In previous interviews with sources in Monrovia who know Duncan, the Observer found a witness who claimed Duncan had decided to just go to America after receiving a visa to visit family in the United States. The decision to leave his job and abruptly go to America raises questions about whether Duncan intended to honor the provisions of his visa and leave the United States in the alloted time.

Duncans direct knowledge of whether he had the disease is pivotal to understanding how rigorous screening measures at airports in Monrovia are, as well as whether any guilt can be ascribed to Duncan for knowingly violating any procedures in said screening.
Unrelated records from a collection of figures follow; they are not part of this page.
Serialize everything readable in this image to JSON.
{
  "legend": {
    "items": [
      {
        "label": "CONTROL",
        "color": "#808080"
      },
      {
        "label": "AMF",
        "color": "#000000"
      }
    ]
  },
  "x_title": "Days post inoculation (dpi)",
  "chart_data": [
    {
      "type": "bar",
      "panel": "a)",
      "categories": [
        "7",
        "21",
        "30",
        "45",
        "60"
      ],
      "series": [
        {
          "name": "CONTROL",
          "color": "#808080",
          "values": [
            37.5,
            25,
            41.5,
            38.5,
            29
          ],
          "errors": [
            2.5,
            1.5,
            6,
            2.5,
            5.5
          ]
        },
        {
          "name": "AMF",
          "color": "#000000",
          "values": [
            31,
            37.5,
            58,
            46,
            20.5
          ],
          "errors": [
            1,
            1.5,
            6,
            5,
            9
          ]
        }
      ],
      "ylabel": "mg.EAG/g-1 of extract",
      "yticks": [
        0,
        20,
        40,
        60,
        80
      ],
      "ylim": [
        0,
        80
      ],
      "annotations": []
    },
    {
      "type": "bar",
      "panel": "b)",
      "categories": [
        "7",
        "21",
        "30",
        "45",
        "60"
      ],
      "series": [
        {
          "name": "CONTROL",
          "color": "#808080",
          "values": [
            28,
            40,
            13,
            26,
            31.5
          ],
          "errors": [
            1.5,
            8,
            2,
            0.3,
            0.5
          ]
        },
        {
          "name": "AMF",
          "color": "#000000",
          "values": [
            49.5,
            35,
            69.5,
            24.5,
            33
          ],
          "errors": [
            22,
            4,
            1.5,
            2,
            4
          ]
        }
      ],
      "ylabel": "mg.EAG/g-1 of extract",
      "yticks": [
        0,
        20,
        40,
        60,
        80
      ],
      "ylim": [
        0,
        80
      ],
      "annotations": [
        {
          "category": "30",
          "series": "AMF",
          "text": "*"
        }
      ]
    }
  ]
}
The Liberian government has announced its intention to prosecute Duncan for having left the country, stating that it has documentation in which Duncan claimed to have never come in contact with anyone carrying the Ebola virus and that such a lie is a criminal infraction.

Both American and Liberian officials agree that he did not exhibit any outward signs of having contracted Ebola during his airport screening, though debate remains surrounding whether his symptoms upon arriving in a Texas hospital were sufficiently clear that the hospital should have immediately quarantined him, rather than their initial decision to send him home with antibiotics.

UPDATE: FedEx has released the following statement clarifying Duncans position at SafeWay:

We have been advised by Safeway Cargo, a FedEx Global Service Provider (GSP) in Liberia, that Mr. Duncan was not employed in the FedEx GSP operation. He was employed as a personal driver for the companys General Manager.